In the field of artificial intelligence, vision-language models (VLMs) have made significant progress in recent years, especially in 2D visual understanding. As this field continues to develop, researchers have begun to focus on 3D scene understanding. However, due to the scarcity of high-quality spatial data and the limitations of the static viewpoint assumption, existing 3D VLMs often struggle with effective reasoning and generalization. To address these challenges, a research team recently released a new foundational model called 3D-R1.

The core innovation of 3D-R1 lies in significantly improving the reasoning and generalization capabilities of 3D scene understanding through a high-quality synthetic dataset, reinforcement learning, and the introduction of dynamic view selection.

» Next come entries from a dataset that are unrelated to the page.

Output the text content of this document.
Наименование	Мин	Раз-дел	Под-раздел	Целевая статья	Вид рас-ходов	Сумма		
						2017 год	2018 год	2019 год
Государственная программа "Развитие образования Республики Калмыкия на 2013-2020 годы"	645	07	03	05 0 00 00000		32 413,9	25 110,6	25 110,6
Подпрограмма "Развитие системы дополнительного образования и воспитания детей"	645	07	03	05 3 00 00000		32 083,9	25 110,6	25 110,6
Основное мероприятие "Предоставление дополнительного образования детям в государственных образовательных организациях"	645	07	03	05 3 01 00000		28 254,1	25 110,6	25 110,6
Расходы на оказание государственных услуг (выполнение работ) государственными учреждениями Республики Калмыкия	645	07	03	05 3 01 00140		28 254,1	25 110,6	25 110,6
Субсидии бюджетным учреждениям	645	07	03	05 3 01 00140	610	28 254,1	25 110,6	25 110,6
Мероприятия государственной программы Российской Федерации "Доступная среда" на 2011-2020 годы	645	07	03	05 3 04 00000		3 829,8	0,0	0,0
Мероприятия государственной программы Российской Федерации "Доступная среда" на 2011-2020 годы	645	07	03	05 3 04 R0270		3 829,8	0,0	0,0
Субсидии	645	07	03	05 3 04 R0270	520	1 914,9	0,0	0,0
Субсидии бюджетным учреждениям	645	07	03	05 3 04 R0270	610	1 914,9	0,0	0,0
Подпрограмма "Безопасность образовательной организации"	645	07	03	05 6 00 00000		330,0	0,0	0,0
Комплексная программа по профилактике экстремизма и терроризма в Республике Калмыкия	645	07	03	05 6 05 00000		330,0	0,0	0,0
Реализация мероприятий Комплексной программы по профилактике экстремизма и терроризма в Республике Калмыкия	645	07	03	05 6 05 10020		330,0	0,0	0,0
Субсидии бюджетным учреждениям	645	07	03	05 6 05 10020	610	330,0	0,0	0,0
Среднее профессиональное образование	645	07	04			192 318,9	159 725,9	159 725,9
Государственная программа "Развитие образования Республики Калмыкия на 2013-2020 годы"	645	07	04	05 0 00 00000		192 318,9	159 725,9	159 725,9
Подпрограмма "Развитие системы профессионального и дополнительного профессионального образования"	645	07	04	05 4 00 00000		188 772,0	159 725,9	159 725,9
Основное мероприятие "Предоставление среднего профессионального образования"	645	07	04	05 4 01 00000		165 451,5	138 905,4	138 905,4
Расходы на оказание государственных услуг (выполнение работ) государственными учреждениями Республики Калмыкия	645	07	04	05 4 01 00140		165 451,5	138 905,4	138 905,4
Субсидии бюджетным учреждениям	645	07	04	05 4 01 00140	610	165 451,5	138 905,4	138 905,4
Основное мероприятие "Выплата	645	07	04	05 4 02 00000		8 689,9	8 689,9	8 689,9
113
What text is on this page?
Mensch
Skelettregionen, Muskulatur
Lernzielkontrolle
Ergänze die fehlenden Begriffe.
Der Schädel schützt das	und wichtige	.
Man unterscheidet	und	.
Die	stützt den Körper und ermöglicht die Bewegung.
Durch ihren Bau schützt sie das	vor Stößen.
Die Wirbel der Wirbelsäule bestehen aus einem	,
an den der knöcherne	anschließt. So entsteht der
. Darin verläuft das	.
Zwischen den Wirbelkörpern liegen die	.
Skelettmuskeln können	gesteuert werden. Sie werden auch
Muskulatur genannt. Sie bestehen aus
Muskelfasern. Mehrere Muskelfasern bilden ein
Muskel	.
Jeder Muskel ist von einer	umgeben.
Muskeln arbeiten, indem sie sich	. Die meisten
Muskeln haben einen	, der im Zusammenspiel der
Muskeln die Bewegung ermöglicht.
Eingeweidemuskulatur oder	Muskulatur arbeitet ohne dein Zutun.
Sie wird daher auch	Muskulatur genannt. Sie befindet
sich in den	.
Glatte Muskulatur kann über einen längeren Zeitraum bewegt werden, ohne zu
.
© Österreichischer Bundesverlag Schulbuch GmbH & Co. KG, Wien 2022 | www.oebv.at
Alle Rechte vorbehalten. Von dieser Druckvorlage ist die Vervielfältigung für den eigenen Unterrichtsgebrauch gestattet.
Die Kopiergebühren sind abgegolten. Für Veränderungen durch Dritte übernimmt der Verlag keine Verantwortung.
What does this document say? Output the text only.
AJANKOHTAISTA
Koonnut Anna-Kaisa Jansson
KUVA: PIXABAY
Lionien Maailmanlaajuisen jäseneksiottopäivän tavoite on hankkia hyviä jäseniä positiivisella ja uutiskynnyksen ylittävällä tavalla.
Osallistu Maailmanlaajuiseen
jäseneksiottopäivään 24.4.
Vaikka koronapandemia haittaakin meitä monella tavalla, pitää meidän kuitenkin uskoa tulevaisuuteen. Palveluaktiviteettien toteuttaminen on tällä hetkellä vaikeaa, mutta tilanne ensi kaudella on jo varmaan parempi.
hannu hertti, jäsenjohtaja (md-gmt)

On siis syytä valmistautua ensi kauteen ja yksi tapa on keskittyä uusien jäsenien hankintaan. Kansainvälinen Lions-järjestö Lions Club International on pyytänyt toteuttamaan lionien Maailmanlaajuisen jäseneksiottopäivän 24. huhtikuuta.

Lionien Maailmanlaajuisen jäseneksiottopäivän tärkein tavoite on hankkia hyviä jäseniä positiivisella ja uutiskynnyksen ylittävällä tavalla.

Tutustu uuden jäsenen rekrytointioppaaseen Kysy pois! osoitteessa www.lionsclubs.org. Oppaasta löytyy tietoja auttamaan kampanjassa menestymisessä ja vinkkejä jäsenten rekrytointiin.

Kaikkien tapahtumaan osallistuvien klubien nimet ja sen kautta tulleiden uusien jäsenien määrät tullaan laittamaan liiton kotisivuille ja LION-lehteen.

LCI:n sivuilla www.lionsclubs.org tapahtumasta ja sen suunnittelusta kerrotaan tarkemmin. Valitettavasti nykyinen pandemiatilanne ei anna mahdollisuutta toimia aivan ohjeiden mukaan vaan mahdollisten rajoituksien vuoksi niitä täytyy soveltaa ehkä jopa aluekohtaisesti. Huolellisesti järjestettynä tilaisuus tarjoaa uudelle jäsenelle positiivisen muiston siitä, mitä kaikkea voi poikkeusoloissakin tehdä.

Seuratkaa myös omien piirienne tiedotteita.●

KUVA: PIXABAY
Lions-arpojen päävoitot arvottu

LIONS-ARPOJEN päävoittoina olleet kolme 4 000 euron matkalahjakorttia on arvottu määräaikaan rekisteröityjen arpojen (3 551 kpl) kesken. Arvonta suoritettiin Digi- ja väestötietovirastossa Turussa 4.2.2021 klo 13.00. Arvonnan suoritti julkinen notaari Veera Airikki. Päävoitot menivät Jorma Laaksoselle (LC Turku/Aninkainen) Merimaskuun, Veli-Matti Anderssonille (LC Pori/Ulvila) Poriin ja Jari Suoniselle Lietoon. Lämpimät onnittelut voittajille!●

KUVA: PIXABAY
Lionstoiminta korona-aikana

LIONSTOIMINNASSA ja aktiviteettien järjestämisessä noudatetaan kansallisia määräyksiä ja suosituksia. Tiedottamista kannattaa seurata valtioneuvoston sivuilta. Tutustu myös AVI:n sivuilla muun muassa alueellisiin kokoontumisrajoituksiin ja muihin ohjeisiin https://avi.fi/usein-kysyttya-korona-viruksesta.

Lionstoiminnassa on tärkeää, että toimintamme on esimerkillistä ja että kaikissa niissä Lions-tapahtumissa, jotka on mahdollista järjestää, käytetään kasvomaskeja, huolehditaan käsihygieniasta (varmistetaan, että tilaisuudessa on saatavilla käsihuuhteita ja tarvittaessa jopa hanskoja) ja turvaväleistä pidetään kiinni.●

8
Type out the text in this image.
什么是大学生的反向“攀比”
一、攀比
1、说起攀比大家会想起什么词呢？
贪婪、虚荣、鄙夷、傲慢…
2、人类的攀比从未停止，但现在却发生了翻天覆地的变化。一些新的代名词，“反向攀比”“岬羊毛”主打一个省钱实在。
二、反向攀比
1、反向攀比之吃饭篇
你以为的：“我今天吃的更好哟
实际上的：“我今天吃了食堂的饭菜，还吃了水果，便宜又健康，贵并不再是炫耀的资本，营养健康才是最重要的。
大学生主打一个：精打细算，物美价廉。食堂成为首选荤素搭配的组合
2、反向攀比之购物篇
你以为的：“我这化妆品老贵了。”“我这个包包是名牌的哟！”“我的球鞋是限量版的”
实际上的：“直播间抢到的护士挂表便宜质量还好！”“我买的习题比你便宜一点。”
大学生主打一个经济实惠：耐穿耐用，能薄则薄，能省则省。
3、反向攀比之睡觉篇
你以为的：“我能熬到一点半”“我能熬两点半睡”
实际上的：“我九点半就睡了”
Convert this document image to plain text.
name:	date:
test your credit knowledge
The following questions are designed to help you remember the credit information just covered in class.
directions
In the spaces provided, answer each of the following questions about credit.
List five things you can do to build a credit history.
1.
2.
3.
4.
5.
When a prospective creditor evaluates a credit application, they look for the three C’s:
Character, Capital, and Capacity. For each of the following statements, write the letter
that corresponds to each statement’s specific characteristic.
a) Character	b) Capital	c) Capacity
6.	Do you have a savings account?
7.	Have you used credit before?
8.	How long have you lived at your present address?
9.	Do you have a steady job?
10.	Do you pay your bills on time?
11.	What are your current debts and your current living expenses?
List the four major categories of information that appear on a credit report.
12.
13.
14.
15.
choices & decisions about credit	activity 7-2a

Researchers used existing 3D-VL datasets and a data engine based on Gemini2.5Pro to build a high-quality synthetic dataset called Scene-30K. This dataset provides strong initialization data for 3D-R1.

During the training process with reinforcement learning, 3D-R1 introduced various reward functions, including perceptual rewards, semantic similarity rewards, and formatting rewards, aiming to enhance the model's reasoning capabilities while ensuring the accuracy of detection and the semantic precision of answers. In addition, 3D-R1 adopts a dynamic view selection strategy that can adaptively select the most reference-worthy perspectives for 3D scene understanding.

Through a series of experiments, 3D-R1 achieved an average improvement of 10% in multiple 3D scene benchmarks, proving its effectiveness in enhancing the reasoning and generalization capabilities of 3D scene understanding. The research team stated that the release of 3D-R1 marks an important milestone in the research of 3D vision-language models, laying a solid foundation for future related research and applications.